Williams HR Law LLP

Employer’s Reasonable Safety Steps Defeat Constructive Dismissal Claim

September 2, 2025

While employers are held to a high standard in meeting their occupational health and safety obligations, the courts do not require them to grant every request made by an employee. In Poesl v Sharon Veterinary Clinic Professional Corporation [Poesl], the Ontario Superior Court of Justice (“ONSC”) found that an employee resigned by refusing to return to work unless the employer accommodated her specific request concerning a client. Poesl highlights the limits of employers’ legal obligations to provide a safe and respectful workplace.

BACKGROUND

The employer, a veterinary clinic, lost a client’s cat while it was under the clinic’s care. In response, the client made threatening comments toward staff. Although the plaintiff employee was not personally targeted, she later went on medical leave and provided a doctor’s note linking her health issues to the threats.

The employee indicated that she would not return to work unless the clinic formally ended its relationship with the client in writing. The employer took several steps to protect staff from the client’s threats but refused to issue the formal letter, concerned it might escalate the client’s behaviour.

While the employer permitted the employee to remain on medical leave, it requested an anticipated return-to-work date. The employee did not respond for a month and later, through legal counsel, asserted constructive dismissal.

DECISION

Reasonable steps to protect the employee

Under the Occupational Health and Safety Act (“OHSA”), Ontario employers are required to take every precaution reasonable in the circumstances to protect their workers. The ONSC found that the employer responded reasonably to the client’s threatening comments, including by:

  • contacting police;
  • contacting the security alarm company and requesting immediate police response if the alarm was triggered;
  • directing the client not to contact the clinic or its staff;
  • instructing staff not to serve the client and marking the file “Absolutely no service”; and
  • sending a letter to the client reiterating that staff were uncomfortable with his comments and referencing the police involvement.

The employee argued that her refusal to return to work was reasonable because the employer declined to send a termination letter to the client. The ONSC disagreed, characterizing her demand as “unreasonable” and “unnecessary.” In support of this finding, the Court noted that she had continued working at the clinic for two weeks after the client made the threatening comments.

Resignation

The ONSC concluded that the employee resigned and that her employment was not terminated by the employer.

The employee argued that her employment was constructively dismissed on two grounds: the employer’s refusal to send a letter terminating the client relationship, and the employer’s request that she return her office keys.
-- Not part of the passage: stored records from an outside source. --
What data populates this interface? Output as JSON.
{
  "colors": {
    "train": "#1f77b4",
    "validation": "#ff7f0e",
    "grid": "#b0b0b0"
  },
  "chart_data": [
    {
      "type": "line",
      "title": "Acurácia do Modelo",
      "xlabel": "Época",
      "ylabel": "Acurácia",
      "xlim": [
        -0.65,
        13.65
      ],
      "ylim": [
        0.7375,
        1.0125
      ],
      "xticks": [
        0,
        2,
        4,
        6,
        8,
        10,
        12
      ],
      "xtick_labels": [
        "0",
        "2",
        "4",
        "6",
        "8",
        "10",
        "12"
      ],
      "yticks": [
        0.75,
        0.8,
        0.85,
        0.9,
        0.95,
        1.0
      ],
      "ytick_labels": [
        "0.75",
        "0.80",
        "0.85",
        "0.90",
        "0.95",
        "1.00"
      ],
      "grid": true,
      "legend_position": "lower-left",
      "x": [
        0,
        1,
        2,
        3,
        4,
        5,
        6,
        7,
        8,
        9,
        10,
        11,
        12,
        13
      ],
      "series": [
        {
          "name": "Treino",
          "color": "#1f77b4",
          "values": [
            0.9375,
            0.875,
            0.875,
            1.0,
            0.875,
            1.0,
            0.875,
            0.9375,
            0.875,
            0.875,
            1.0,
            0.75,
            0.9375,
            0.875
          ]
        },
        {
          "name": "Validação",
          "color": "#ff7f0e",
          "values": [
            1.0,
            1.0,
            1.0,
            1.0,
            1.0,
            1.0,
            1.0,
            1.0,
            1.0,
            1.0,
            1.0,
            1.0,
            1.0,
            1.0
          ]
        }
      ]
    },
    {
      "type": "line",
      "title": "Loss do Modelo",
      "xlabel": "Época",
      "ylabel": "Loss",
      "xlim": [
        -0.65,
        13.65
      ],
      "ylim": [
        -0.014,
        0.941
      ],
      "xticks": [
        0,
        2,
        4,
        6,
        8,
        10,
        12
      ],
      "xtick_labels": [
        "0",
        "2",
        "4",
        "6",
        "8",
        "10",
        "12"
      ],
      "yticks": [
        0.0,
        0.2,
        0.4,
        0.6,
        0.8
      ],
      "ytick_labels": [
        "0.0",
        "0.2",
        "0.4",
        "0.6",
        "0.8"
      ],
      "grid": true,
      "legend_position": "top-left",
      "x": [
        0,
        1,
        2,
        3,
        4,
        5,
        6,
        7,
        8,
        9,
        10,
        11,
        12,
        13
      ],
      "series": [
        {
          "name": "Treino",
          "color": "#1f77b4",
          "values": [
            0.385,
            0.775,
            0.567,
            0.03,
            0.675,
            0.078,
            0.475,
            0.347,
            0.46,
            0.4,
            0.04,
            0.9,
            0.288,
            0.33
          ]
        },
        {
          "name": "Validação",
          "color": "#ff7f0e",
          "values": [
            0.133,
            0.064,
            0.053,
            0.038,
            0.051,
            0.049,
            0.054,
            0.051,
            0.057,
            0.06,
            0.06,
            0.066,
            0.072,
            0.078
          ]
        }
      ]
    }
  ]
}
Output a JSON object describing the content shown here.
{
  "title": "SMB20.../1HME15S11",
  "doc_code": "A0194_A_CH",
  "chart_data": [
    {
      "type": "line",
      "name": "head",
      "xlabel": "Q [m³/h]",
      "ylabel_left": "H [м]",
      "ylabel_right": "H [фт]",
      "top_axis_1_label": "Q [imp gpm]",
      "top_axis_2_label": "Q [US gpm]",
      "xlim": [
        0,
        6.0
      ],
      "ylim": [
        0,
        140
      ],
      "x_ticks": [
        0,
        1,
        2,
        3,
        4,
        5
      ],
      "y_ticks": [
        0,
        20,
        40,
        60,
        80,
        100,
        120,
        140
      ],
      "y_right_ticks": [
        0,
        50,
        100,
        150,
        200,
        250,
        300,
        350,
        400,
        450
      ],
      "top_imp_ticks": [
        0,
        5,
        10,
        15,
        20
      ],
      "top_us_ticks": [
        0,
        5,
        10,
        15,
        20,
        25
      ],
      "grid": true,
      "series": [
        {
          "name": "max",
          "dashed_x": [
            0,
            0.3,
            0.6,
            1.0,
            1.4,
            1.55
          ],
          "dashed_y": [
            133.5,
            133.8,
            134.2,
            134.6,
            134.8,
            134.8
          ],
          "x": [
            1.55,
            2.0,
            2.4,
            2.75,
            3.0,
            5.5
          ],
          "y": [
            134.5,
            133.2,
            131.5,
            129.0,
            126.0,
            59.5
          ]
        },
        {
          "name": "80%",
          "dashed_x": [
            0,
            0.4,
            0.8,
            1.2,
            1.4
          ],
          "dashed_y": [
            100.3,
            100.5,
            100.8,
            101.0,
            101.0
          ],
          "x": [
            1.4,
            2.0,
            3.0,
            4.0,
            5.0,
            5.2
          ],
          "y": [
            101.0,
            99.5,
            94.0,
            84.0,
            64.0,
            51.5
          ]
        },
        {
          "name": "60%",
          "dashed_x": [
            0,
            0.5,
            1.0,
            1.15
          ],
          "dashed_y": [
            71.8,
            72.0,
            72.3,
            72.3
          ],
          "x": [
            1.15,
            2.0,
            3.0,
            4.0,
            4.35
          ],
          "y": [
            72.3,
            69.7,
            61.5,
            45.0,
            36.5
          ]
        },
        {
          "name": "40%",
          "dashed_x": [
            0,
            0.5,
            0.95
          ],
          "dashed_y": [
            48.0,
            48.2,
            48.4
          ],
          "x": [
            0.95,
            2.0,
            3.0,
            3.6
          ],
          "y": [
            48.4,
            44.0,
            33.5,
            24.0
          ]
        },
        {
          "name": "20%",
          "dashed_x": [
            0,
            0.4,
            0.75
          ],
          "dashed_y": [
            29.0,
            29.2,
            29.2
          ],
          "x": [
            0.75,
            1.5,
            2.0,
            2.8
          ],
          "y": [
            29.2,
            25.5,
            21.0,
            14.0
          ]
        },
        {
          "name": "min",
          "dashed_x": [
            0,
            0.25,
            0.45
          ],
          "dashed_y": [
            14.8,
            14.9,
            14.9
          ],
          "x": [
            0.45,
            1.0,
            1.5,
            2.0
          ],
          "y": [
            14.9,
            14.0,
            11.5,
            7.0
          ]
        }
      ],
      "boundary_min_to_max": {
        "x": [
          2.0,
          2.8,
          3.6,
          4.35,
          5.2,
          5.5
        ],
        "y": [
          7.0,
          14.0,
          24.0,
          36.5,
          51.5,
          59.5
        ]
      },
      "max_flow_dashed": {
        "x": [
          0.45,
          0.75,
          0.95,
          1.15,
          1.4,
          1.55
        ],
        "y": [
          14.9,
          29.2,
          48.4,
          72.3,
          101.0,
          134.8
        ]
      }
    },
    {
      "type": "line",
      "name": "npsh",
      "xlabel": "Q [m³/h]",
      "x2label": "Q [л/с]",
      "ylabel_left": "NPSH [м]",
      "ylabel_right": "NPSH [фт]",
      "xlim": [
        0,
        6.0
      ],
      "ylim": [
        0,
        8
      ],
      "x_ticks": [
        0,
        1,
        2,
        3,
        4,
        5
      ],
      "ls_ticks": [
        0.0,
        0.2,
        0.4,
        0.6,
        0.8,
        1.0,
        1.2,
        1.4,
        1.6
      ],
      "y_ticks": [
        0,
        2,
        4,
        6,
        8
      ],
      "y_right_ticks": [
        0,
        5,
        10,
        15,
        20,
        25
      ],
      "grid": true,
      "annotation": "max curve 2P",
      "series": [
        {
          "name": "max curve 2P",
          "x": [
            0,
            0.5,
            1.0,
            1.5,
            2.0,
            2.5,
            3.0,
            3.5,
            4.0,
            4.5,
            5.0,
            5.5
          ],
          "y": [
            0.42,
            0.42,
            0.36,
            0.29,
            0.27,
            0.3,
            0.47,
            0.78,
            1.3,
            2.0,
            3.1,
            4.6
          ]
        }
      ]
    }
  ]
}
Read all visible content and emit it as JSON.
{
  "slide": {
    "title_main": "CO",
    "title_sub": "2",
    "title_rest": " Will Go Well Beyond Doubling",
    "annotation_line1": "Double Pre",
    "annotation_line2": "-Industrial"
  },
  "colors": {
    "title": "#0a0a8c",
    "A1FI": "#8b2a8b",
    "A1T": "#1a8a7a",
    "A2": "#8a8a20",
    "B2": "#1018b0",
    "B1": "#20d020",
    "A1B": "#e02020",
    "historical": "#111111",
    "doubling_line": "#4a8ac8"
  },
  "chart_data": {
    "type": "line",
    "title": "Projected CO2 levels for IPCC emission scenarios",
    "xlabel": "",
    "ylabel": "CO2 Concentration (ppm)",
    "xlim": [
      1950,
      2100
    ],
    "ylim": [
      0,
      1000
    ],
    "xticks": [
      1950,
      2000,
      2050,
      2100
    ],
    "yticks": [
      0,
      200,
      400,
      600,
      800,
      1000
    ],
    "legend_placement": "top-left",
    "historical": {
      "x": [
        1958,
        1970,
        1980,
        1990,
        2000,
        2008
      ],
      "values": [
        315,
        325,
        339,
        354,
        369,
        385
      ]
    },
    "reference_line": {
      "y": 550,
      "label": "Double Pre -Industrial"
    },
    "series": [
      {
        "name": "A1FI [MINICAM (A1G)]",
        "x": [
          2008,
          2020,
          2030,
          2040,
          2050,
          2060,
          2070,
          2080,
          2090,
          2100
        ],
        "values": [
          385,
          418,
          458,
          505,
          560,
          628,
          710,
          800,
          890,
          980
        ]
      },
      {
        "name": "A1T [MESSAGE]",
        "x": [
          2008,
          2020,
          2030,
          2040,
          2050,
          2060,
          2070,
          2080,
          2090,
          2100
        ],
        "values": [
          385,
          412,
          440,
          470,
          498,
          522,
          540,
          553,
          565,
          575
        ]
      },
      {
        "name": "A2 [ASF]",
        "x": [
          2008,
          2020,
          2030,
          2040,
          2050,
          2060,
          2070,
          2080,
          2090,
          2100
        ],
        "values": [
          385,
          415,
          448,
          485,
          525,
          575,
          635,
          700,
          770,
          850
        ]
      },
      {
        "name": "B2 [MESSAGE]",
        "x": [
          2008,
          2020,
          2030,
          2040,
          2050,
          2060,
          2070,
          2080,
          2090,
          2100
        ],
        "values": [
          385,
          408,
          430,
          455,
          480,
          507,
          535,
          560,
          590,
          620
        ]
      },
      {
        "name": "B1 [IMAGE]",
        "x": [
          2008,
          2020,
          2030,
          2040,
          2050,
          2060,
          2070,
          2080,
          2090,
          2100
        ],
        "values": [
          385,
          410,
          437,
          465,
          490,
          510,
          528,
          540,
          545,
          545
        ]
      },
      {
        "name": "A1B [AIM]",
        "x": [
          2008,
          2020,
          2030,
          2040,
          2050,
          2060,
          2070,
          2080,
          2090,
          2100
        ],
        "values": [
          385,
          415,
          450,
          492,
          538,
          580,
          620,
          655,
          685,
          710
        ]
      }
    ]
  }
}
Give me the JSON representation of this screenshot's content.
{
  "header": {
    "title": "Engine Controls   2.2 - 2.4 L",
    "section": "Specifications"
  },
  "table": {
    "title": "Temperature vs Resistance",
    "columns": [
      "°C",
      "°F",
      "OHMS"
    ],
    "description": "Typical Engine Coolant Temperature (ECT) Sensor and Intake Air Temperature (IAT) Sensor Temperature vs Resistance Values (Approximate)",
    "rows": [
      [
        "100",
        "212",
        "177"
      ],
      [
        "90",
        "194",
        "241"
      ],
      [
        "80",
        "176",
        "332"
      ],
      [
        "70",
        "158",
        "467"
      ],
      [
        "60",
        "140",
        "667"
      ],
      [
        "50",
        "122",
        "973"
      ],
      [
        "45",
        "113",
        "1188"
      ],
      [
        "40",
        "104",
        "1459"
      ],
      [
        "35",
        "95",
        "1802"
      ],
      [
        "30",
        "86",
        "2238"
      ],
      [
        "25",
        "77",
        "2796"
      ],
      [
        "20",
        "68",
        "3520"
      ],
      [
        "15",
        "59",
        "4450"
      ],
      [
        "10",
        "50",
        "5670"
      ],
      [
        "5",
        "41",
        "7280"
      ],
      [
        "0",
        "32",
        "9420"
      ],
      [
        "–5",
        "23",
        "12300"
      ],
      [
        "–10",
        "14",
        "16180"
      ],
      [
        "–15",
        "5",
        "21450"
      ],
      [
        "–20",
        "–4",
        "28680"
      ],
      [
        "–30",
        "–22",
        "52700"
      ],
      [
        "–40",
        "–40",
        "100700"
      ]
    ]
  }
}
The Court rejected both arguments. Since the employer had appropriately addressed the safety issues, it was not required to comply with the employee’s specific demand. Further, while a request to return keys can, in some circumstances, support a constructive dismissal finding, this request was reasonable given the employee’s refusal to return to work.

TAKEAWAYS FOR EMPLOYERS

Employers must take every reasonable precaution to protect their workers. However, Poesl confirms that an employer is not necessarily required to grant an employee’s specific request where it has already taken other reasonable steps to ensure workplace safety.

  • OHSA duties are real, but not limitless: Ontario employers are legally obligated to protect workers from harassment, including by clients or other third parties. For more on the significant financial consequences of failing to act, see our blog on Stride v Syra Group et al.
  • Clear and unequivocal resignation: In Poesl, the employee resigned by refusing to return to work. However, employers should be cautious in similar scenarios, as courts typically require a clear and unequivocal resignation. See our blog on Gent v Askanda Business Services Ltd. for more on resignation communications.
  • Medical evidence matters: The employee’s failure to produce supporting medical documentation undermined both her accommodation request (that she could not return to work) and her claim for damages under the Human Rights Code.Employers are entitled to certain medical information, such as an employee’s work-related limitations, as part of their duty to accommodate.

This blog is provided as an information service and summary of workplace legal issues.

This information is not intended as legal advice.